The Christmas season means good cheer and good deals on new vehicles making it the second-best month for sales.

The final week of 2018 could offer some critical signals both for future car sales and the future course of the U.S. economy, which has been rattled by tumbling stocks and noisy political fights about the independence of the Federal Reserve Board and the government shutdown triggered by a bitter partisan fight over funding for President Donald Trump’s border wall.

During the last two decades, December has become one of the busiest months of the years for new vehicle sales. Manufacturers have packed have been advertising year-end deals since before Thanksgiving, and carmakers also have uncorked the incentive cash.

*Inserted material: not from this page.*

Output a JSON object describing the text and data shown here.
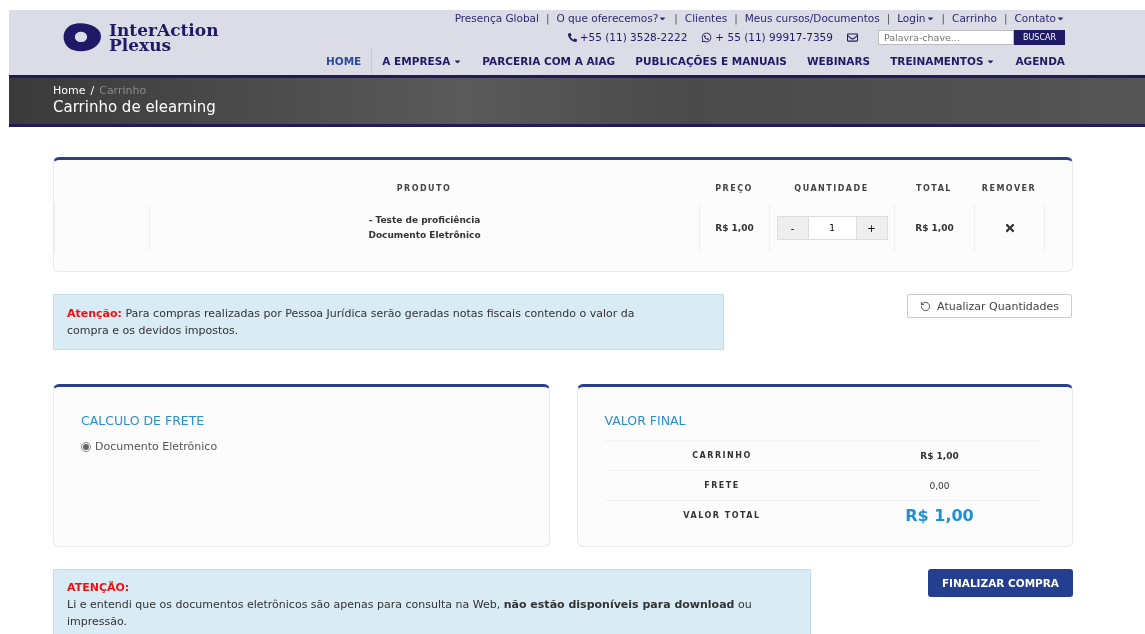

But the end of the month is traditionally the period when dealers close a large number of sales and it is yet to be determined whether turmoil surrounding the stock market and in Washington D.C. will actually have an impact on sales of new vehicles.

Before Christmas analysts had been predicting that 2018 would end on a high note.

(Want a good deal on a new car? Now may be the time! Click Here for the story.)

For example, Edmunds’ analysts have predicted that 1.6 million new cars and trucks will be sold in the U.S. in December for an estimated seasonally adjusted annual rate or SAAR of 17.4 million units, which represents a 16% increase in sales from November 2018 and a 0.3% increase from December 2017. They also predicted that December is expected to be the second-best auto sales month of the year, pushing full-year auto sales for 2018 to 17.3 million, exceeding 2017’s total of 17.2 million vehicles.

This year's predictions of a banner December for auto sales could be affected by Washington D.C. politics.

While consumers typically take up to six months to make up their minds about buying a car and thousands of cars are coming off lease this week, the robust prediction is bound to be tested this week particularly by the turmoil in the stock market, which now fallen into bear market territory punctuated by the 653-point drop on Christmas Eve.

The stock market and new vehicle sales have moved in lockstep since the Great Recession ended in 2009 and carmakers have been quick to acknowledge profits from rising stocks have helped finance the sales of new vehicles. The impact of a bear market, however, is still to be felt.

Meanwhile, Trump’s criticism of the Federal Reserve Board rate hike has served to remind consumers that interest rates on all kinds of loans are rising during one of the year’s biggest weeks for new vehicles sales.

(Click Here for more about NADA predicting new car sales will be down in 2019.)

Car dealers are already nervous about rising rates, the National Automobile Dealers Association noted earlier this month.

The Federal Reserve’s move to increase rates again directly affects the cost of mobility in America. According to Cox Automotive Chief Economist Jonathan Smoke, “Auto loan rates are at a more than seven-year high. If we see rates move up by more than a quarter point, they will be in the range we saw back in early 2011 and before that 2004. The era of low auto loan rates is clearly behind us,” Smoke added.

Meanwhile, the stimulus from the 2017 tax cut is fading.

“Put yourself in the shoes of a chief executive officer of a major company. The economy is in the ninth year of an expansion that’s already one of the longest in U.S. history, and in 2018 you get a big pile of money dropped in your lap. Does expanding make sense when you’re already worried about this being the top of the economic cycle?” noted a Bloomberg commentary.

(Beating predictions, 2018 new car sales to surpass 2017 results. Click Here for the story.)

“For the average CEO, it didn’t. America’s biggest companies instead chose to protect their profits by using their tax savings to offset risings costs, including for labor, transportation and imports caught up in the trade disputes. While they may be politically unpopular after the president and GOP leaders promised their tax law would unleash expansion in the U.S., analysts see those moves as prudent,” the commentary added.